Another bone of contention related to legislation is the authors’ claim that the Palestinian reconciliation is based on international laws and treaties that have been drawn up by international organisations such as the United Nations and the Arab League. Since these are, in the authors’ view, “infidel” organisations themselves, they are not to be followed. Moreover, isn’t the United Nations the organisation that has adopted a string of resolutions “that have destroyed Palestine and have allowed crimes against the Muslims, their houses and their possessions”? The international and regional support this reconciliation enjoys, the document suggests, shows you that it’s utterly wrong.
The final obstacle that the authors discern in the Palestinian reconcilliation is the implicit recognition of Israel that it entails. They point out that Muslim scholars agree that jihad is an individual duty (fard ‘ayn) if a non-Muslim enemy occupies as much as an inch of Muslim land. Nevertheless, the authors state, Fatah is not ashamed to proclaim openly that they accept and recognise Israel’s right to exist and its right to live in freedom and security on “the lands occupied in 1948″. This is bad enough to the authors, of course, but Fatah’s reconciliation with Hamas at least implies that the latter will go along with this. Didn’t Hamas’s Khalid Mish’al himself talk about cooperating with Fatah “to realise the shared national goal”, which he mentioned as being the founding of “a free Palestinian state and complete self-determination on the land of the [West] Bank and the [Gaza] Strip with Jerusalem as its capital without any settler”? The authors seem to assume that this is not only a shared goal between Fatah and Hamas but also the latter’s final goal. If it is, the author’s suggest, Hamas is openly violating its duty to wage jihad against Israel.
What is interesting in all of this is the important role legislation plays. Many of the arguments (no recourse to Islamic law in reconciliation, no government on this basis, reliance on international law, support from regimes and organisations that apply “man-made laws”) focus on this issue and only one argument points to Fatah’s more conciliatory stance towards Israel.
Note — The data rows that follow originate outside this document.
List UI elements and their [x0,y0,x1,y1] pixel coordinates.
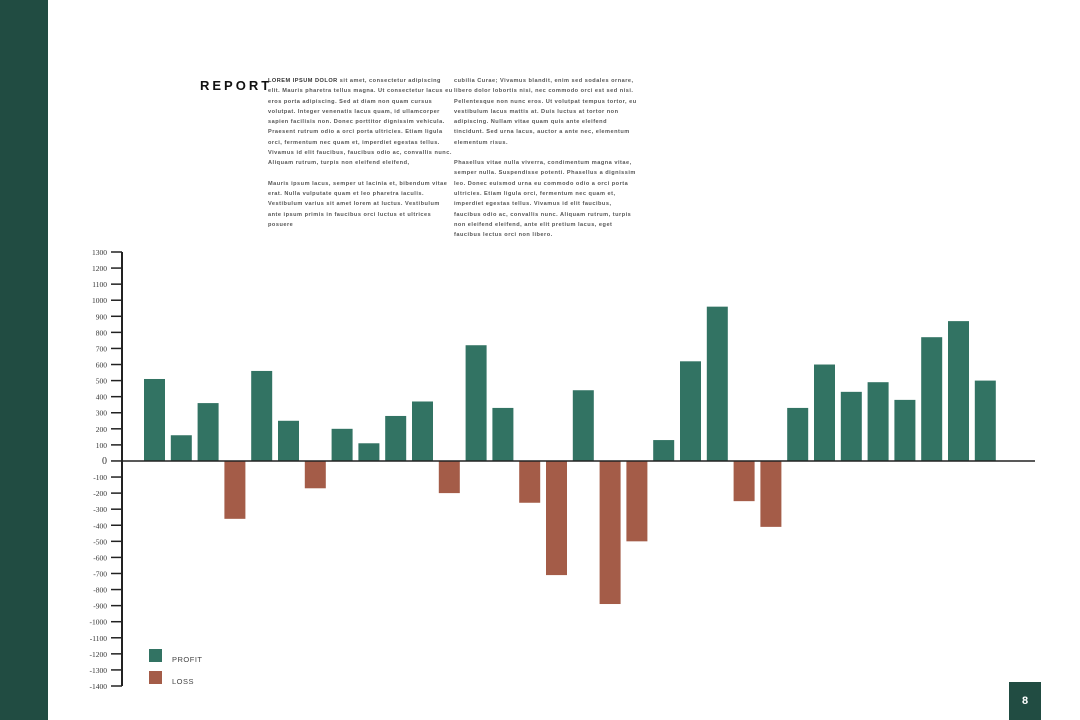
profit-bar [251,370,273,461]
page-number: 8 [1009,682,1041,720]
profit-bar [572,390,594,461]
profit-bar [197,403,219,461]
loss-bar [519,460,541,503]
report-title: REPORT [200,78,273,93]
lead-text: LOREM IPSUM DOLOR [268,78,338,84]
paragraph-text: sit amet, consectetur adipiscing elit. M… [268,78,453,167]
y-tick-label: -700 [93,569,107,578]
legend-swatch-loss [149,671,162,684]
y-tick-label: 200 [96,425,108,434]
profit-bar [867,382,889,461]
y-tick-label: -300 [93,505,107,514]
y-tick-label: 400 [96,393,108,402]
y-tick-label: 1000 [92,296,107,305]
paragraph: cubilia Curae; Vivamus blandit, enim sed… [454,78,637,146]
profit-bar [948,321,969,461]
profit-bar [358,443,380,461]
profit-bar [465,345,487,461]
y-tick-label: 800 [96,328,108,337]
y-tick-label: -400 [93,521,107,530]
profit-bar [840,391,862,461]
legend-label-loss: LOSS [172,677,194,686]
y-tick-label: 600 [96,361,108,370]
y-tick-label: -100 [93,473,107,482]
y-tick-label: -1300 [90,666,108,675]
loss-bar [546,460,567,576]
profit-bar [331,428,353,461]
y-tick-label: 900 [96,312,108,321]
profit-bar [814,364,835,461]
y-tick-label: 1300 [92,248,107,257]
profit-bar [278,420,299,461]
profit-bar [894,399,916,461]
y-tick-label: -600 [93,553,107,562]
profit-bar [492,407,514,461]
y-tick-label: -500 [93,537,107,546]
loss-bar [733,460,755,502]
paragraph: Phasellus vitae nulla viverra, condiment… [454,160,636,239]
profit-bar [170,435,192,461]
y-tick-label: -200 [93,489,107,498]
y-tick-label: 700 [96,344,108,353]
y-tick-label: -900 [93,602,107,611]
y-tick-label: 1100 [92,280,107,289]
legend-label-profit: PROFIT [172,655,203,664]
y-tick-label: 100 [96,441,108,450]
paragraph: LOREM IPSUM DOLOR sit amet, consectetur … [268,76,453,169]
y-tick-label: 500 [96,377,108,386]
y-tick-label: 300 [96,409,108,418]
loss-bar [438,460,460,494]
paragraph: Mauris ipsum lacus, semper ut lacinia et… [268,180,448,228]
text-column-1: LOREM IPSUM DOLOR sit amet, consectetur … [268,76,453,240]
profit-bar [921,337,943,461]
loss-bar [304,460,326,489]
legend-swatch-profit [149,649,162,662]
profit-bar [653,440,675,461]
sidebar-band [0,0,48,720]
loss-bar [599,460,621,605]
text-column-2: cubilia Curae; Vivamus blandit, enim sed… [454,76,639,250]
y-tick-label: -1000 [90,618,108,627]
profit-bar [787,407,809,461]
y-tick-label: -1100 [90,634,107,643]
profit-bar [144,378,165,461]
y-tick-label: 0 [102,456,107,467]
y-tick-label: -1400 [90,682,108,691]
loss-bar [760,460,782,527]
loss-bar [224,460,246,519]
y-tick-label: -800 [93,586,107,595]
profit-bar [412,401,433,461]
y-tick-label: -1200 [90,650,108,659]
y-tick-label: 1200 [92,264,107,273]
profit-bar [974,380,996,461]
profit-bar [385,415,407,461]
profit-bar [706,306,728,461]
profit-bar [680,361,701,461]
loss-bar [626,460,648,542]
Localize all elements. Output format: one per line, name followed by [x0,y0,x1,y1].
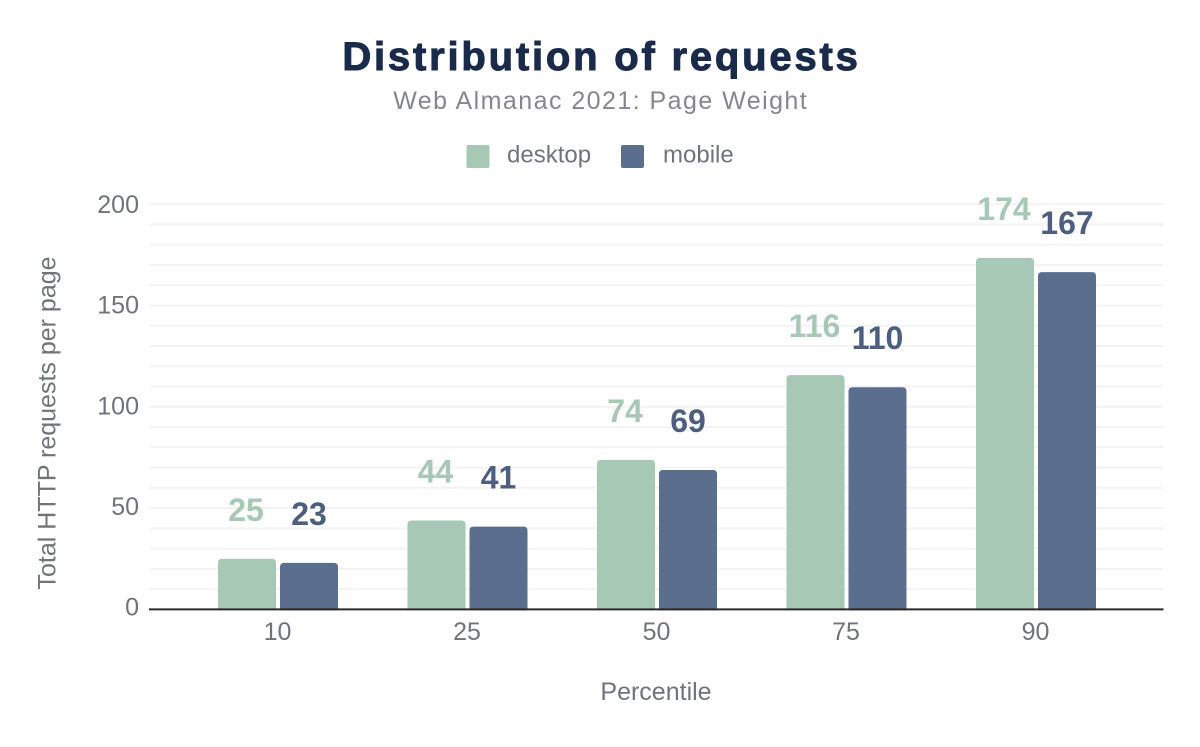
svg-text:10: 10 [264,618,292,646]
svg-text:75: 75 [832,618,860,646]
svg-text:Percentile: Percentile [600,678,711,706]
svg-text:167: 167 [1040,205,1093,241]
svg-text:100: 100 [97,392,139,420]
svg-text:150: 150 [97,292,139,320]
svg-text:50: 50 [643,618,671,646]
svg-text:25: 25 [228,492,264,528]
svg-text:174: 174 [977,191,1031,227]
svg-text:90: 90 [1022,618,1050,646]
svg-text:23: 23 [291,496,327,532]
svg-text:mobile: mobile [663,142,734,169]
svg-text:110: 110 [852,320,904,356]
svg-text:44: 44 [418,454,454,490]
svg-text:0: 0 [125,593,139,621]
svg-text:Distribution of requests: Distribution of requests [342,35,860,79]
svg-text:50: 50 [111,493,139,521]
svg-text:Total HTTP requests per page: Total HTTP requests per page [34,256,62,589]
svg-text:41: 41 [481,460,517,496]
svg-text:200: 200 [97,191,139,219]
svg-text:74: 74 [607,393,643,429]
svg-text:69: 69 [670,403,706,439]
svg-text:116: 116 [789,308,841,344]
svg-text:25: 25 [453,618,481,646]
svg-text:Web Almanac 2021: Page Weight: Web Almanac 2021: Page Weight [393,87,808,115]
svg-text:desktop: desktop [507,142,591,169]
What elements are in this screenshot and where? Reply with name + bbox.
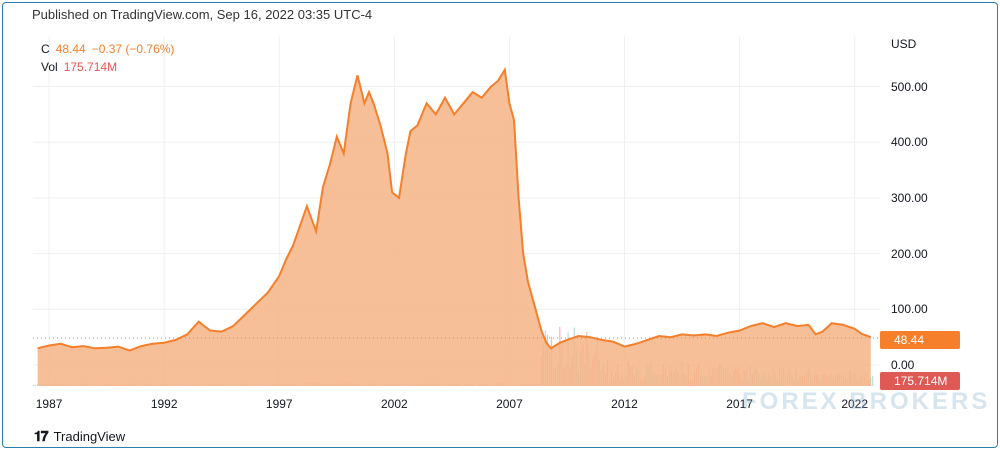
last-price-badge: 48.44 — [880, 331, 960, 349]
tradingview-logo-icon: 𝟏𝟕 — [34, 428, 48, 445]
y-tick-label: 0.00 — [891, 358, 914, 372]
volume-bar — [33, 385, 34, 386]
price-area — [38, 70, 871, 386]
brand-label: TradingView — [54, 429, 126, 444]
volume-value: 175.714M — [64, 58, 117, 76]
x-tick-label: 1992 — [151, 397, 178, 411]
y-tick-label: 400.00 — [891, 135, 928, 149]
x-tick-label: 1987 — [36, 397, 63, 411]
y-tick-label: 100.00 — [891, 302, 928, 316]
volume-label: Vol — [41, 58, 58, 76]
watermark: FOREX BROKERS — [742, 388, 990, 416]
x-tick-label: 2007 — [496, 397, 523, 411]
close-value: 48.44 — [56, 40, 86, 58]
y-tick-label: 200.00 — [891, 247, 928, 261]
close-label: C — [41, 40, 50, 58]
y-tick-label: 300.00 — [891, 191, 928, 205]
change-value: −0.37 (−0.76%) — [92, 40, 175, 58]
x-tick-label: 2002 — [381, 397, 408, 411]
legend: C 48.44 −0.37 (−0.76%) Vol 175.714M — [41, 40, 174, 76]
y-tick-label: 500.00 — [891, 80, 928, 94]
x-tick-label: 2012 — [611, 397, 638, 411]
currency-label: USD — [891, 37, 916, 51]
tradingview-brand[interactable]: 𝟏𝟕 TradingView — [34, 428, 125, 445]
x-tick-label: 1997 — [266, 397, 293, 411]
volume-bar — [872, 376, 873, 386]
volume-bar — [35, 385, 36, 386]
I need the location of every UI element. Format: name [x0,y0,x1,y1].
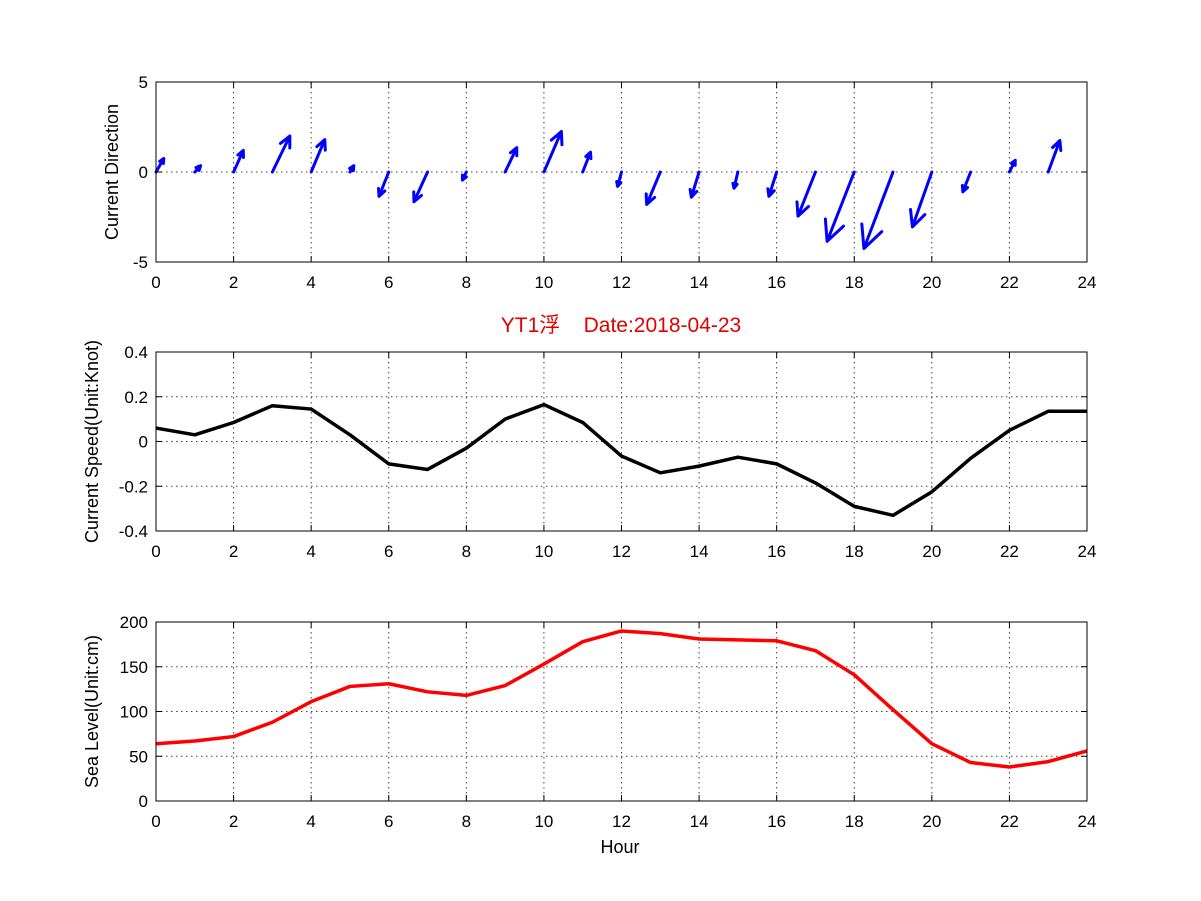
current-vector-arrow [823,170,856,243]
current-vector-arrow [731,170,740,190]
y-tick-label: 0.4 [124,343,148,362]
x-tick-label: 12 [612,812,631,831]
x-tick-label: 16 [767,273,786,292]
current-vector-arrow [644,170,662,206]
current-vector-arrow [766,170,779,198]
current-speed-panel: 0 2 4 6 8 10 12 14 16 18 20 22 24-0.4-0.200.20.4 Cur… [82,314,1096,561]
current-vector-arrow [309,138,327,174]
x-tick-label: 22 [1000,273,1019,292]
current-vector-arrow [193,164,203,174]
current-vector-arrow [960,170,973,194]
x-tick-label: 4 [306,273,315,292]
current-speed-ylabel: Current Speed(Unit:Knot) [82,340,102,543]
x-tick-label: 12 [612,273,631,292]
chart-title: YT1浮 Date:2018-04-23 [501,314,741,337]
y-tick-label: 0.2 [124,388,148,407]
x-tick-label: 0 [151,273,160,292]
x-tick-label: 4 [306,542,315,561]
x-tick-label: 18 [845,273,864,292]
x-tick-label: 16 [767,542,786,561]
x-tick-label: 24 [1078,542,1097,561]
current-vector-arrow [412,170,430,204]
y-tick-label: 0 [139,433,148,452]
x-tick-label: 2 [229,812,238,831]
current-vector-arrow [232,148,245,174]
x-tick-label: 8 [462,273,471,292]
x-tick-label: 22 [1000,812,1019,831]
current-vector-arrow [795,170,817,218]
x-tick-label: 8 [462,542,471,561]
x-tick-label: 16 [767,812,786,831]
x-tick-label: 12 [612,542,631,561]
x-tick-label: 24 [1078,273,1097,292]
current-vector-arrow [860,170,895,250]
current-direction-ylabel: Current Direction [102,104,122,240]
x-tick-label: 24 [1078,812,1097,831]
current-vector-arrow [154,157,166,174]
x-tick-label: 10 [534,273,553,292]
y-tick-label: 100 [120,703,148,722]
x-tick-label: 6 [384,542,393,561]
x-tick-label: 0 [151,812,160,831]
current-vector-arrow [688,170,701,199]
y-tick-label: 0 [139,792,148,811]
current-vector-arrow [1046,139,1063,174]
y-tick-label: 5 [139,73,148,92]
x-tick-label: 20 [922,812,941,831]
current-direction-panel: 0 2 4 6 8 10 12 14 16 18 20 22 24-505 Current Direct… [102,73,1096,292]
y-tick-label: -0.2 [119,477,148,496]
current-speed-line [155,402,1087,518]
x-tick-label: 6 [384,273,393,292]
x-tick-label: 20 [922,273,941,292]
sea-level-ylabel: Sea Level(Unit:cm) [82,635,102,788]
x-tick-label: 10 [534,812,553,831]
y-tick-label: -0.4 [119,522,148,541]
current-vector-arrow [348,164,356,174]
y-tick-label: 200 [120,613,148,632]
current-vector-arrow [270,134,292,174]
y-tick-label: 0 [139,163,148,182]
y-tick-label: 150 [120,658,148,677]
x-tick-label: 2 [229,273,238,292]
y-tick-label: 50 [129,747,148,766]
x-tick-label: 14 [690,812,709,831]
y-tick-label: -5 [133,253,148,272]
current-vector-arrow [542,130,564,174]
hour-xlabel: Hour [600,837,639,857]
x-tick-label: 14 [690,542,709,561]
current-vector-arrow [503,146,519,174]
sea-level-line [155,629,1088,769]
x-tick-label: 0 [151,542,160,561]
x-tick-label: 22 [1000,542,1019,561]
x-tick-label: 2 [229,542,238,561]
x-tick-label: 18 [845,542,864,561]
x-tick-label: 4 [306,812,315,831]
current-vector-arrow [377,170,391,198]
current-vector-arrow [909,170,934,229]
x-tick-label: 20 [922,542,941,561]
current-vector-arrow [460,170,468,182]
x-tick-label: 10 [534,542,553,561]
current-vector-arrow [1007,158,1017,174]
current-vector-arrow [615,170,623,188]
x-tick-label: 8 [462,812,471,831]
x-tick-label: 18 [845,812,864,831]
x-tick-label: 6 [384,812,393,831]
current-vector-arrow [581,150,593,174]
x-tick-label: 14 [690,273,709,292]
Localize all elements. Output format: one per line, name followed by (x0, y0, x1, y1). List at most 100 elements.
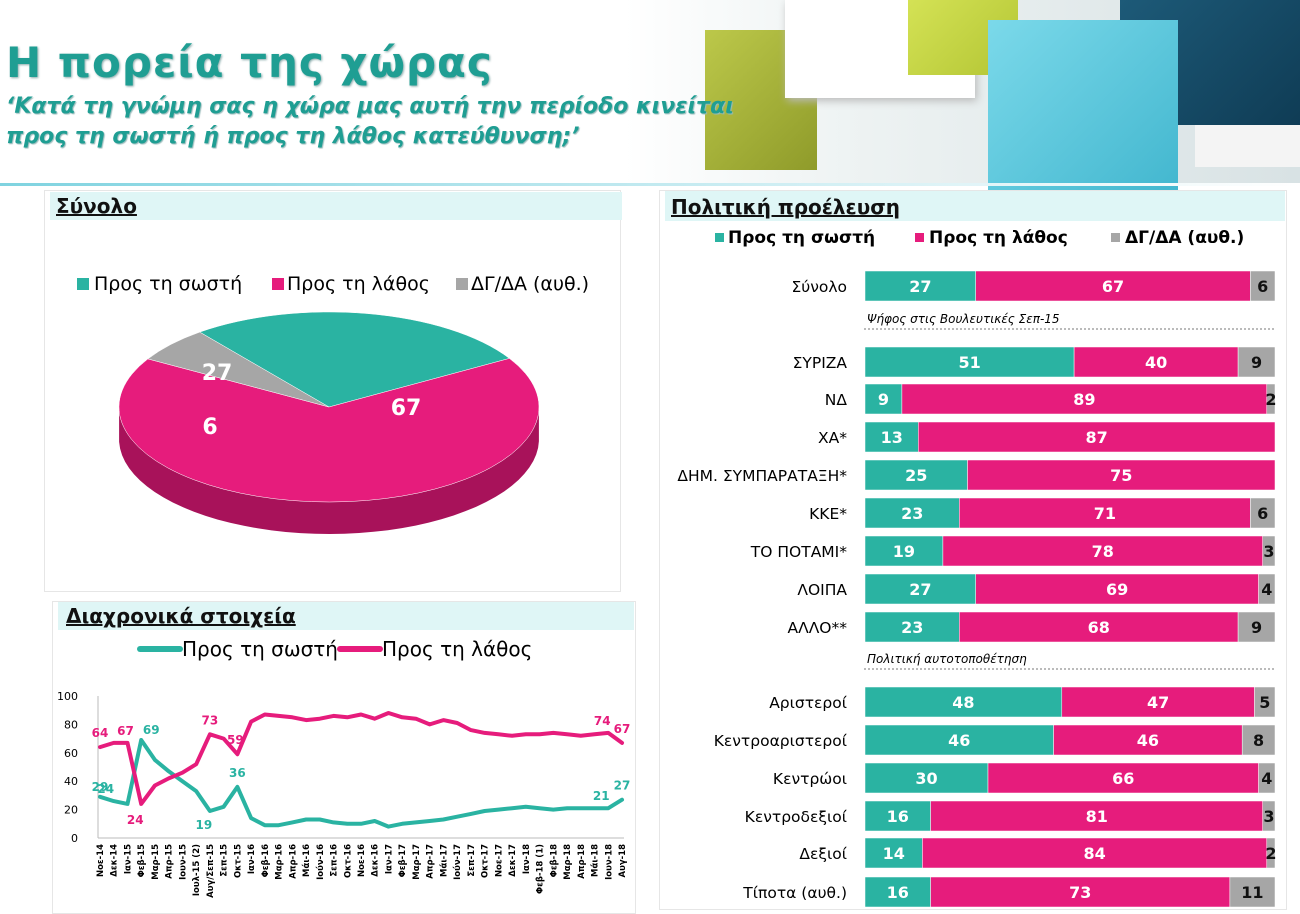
bar-value-label: 75 (1110, 466, 1132, 485)
bar-segment (1266, 383, 1276, 415)
bar-segment (1073, 346, 1239, 378)
x-tick-label: Δεκ-14 (110, 844, 120, 877)
bar-segment (987, 762, 1259, 794)
bar-segment (864, 346, 1075, 378)
pie-slice-1 (118, 358, 540, 503)
bar-legend-label-right: Προς τη σωστή (728, 228, 875, 248)
x-tick-label: Φεβ-15 (137, 844, 147, 877)
bar-legend-marker-right (715, 233, 724, 242)
x-tick-label: Νοε-14 (96, 844, 106, 877)
data-label: 29 (92, 780, 109, 794)
header-divider (0, 183, 1300, 186)
bar-legend-marker-wrong (915, 233, 924, 242)
x-tick-label: Νοε-16 (357, 844, 367, 877)
data-label: 67 (614, 722, 631, 736)
category-label: ΚΚΕ* (809, 505, 847, 523)
bar-value-label: 5 (1259, 693, 1270, 712)
x-tick-label: Απρ-15 (165, 844, 175, 879)
bar-value-label: 67 (1102, 277, 1124, 296)
bar-value-label: 14 (883, 844, 905, 863)
x-tick-label: Ιουν-18 (604, 844, 614, 880)
bar-legend-marker-dkna (1111, 233, 1120, 242)
x-tick-label: Ιουν-15 (178, 844, 188, 880)
y-tick-label: 80 (64, 718, 78, 731)
x-tick-label: Σεπ-17 (467, 844, 477, 877)
x-tick-label: Οκτ-17 (481, 844, 491, 878)
bar-segment (1237, 611, 1276, 643)
section-labels: Ψήφος στις Βουλευτικές Σεπ-15 Πολιτική α… (864, 312, 1275, 670)
bar-value-label: 4 (1261, 769, 1272, 788)
data-label: 74 (594, 714, 611, 728)
legend-label-dkna: ΔΓ/ΔΑ (αυθ.) (471, 273, 589, 295)
data-label: 27 (614, 779, 631, 793)
bar-segment (942, 535, 1263, 567)
x-tick-label: Νοε-17 (494, 844, 504, 877)
x-tick-label: Οκτ-15 (233, 844, 243, 878)
pie-slice-0 (199, 311, 510, 408)
legend-label-right: Προς τη σωστή (94, 273, 242, 295)
bar-segment (864, 383, 903, 415)
bar-segment (901, 383, 1268, 415)
bar-segment (864, 573, 976, 605)
bar-segment (1053, 724, 1243, 756)
decor-square-cyan (988, 20, 1178, 190)
bar-segment (1258, 573, 1276, 605)
bar-segment (975, 573, 1259, 605)
x-tick-label: Σεπ-15 (220, 844, 230, 877)
bar-segment (975, 270, 1251, 302)
bar-value-label: 27 (909, 580, 931, 599)
category-label: ΤΟ ΠΟΤΑΜΙ* (750, 543, 847, 561)
section-label-self: Πολιτική αυτοτοποθέτηση (867, 652, 1027, 666)
bar-value-label: 40 (1145, 353, 1167, 372)
x-tick-label: Οκτ-16 (343, 844, 353, 878)
bar-segment (864, 724, 1054, 756)
bar-segment (1250, 497, 1276, 529)
bar-segment (864, 497, 960, 529)
y-tick-label: 60 (64, 747, 78, 760)
trend-panel-title-text: Διαχρονικά στοιχεία (66, 604, 296, 628)
origin-panel-title: Πολιτική προέλευση (665, 191, 1285, 221)
x-tick-label: Δεκ-17 (508, 844, 518, 877)
y-tick-label: 100 (57, 690, 78, 703)
bar-value-label: 19 (893, 542, 915, 561)
bar-segment (1262, 800, 1276, 832)
bar-value-label: 73 (1069, 883, 1091, 902)
bar-value-label: 13 (881, 428, 903, 447)
bar-value-label: 48 (952, 693, 974, 712)
bar-value-label: 4 (1261, 580, 1272, 599)
category-label: Δεξιοί (799, 845, 847, 863)
bar-value-label: 23 (901, 504, 923, 523)
bar-segment (959, 497, 1251, 529)
x-tick-label: Μάι-17 (439, 844, 449, 877)
bar-segment (864, 800, 931, 832)
legend-marker-right (77, 278, 89, 290)
bar-segment (1061, 686, 1255, 718)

Only as an afterthought do the authors add the alleged betrayal of Palestinian President ‘Abbas by supposedly encouraging Israel to wage war on Gaza in late 2008 and early 2009. This portrays the Jama’at al-Tawhid wa-l-Jihad – Bayt al-Maqdis as pious and very concerned with doctrine, even to the point of apparently attaching more value to it than to political reconciliation. Whether this is going to be a very popular stance among Palestinians in general is highly doubtful.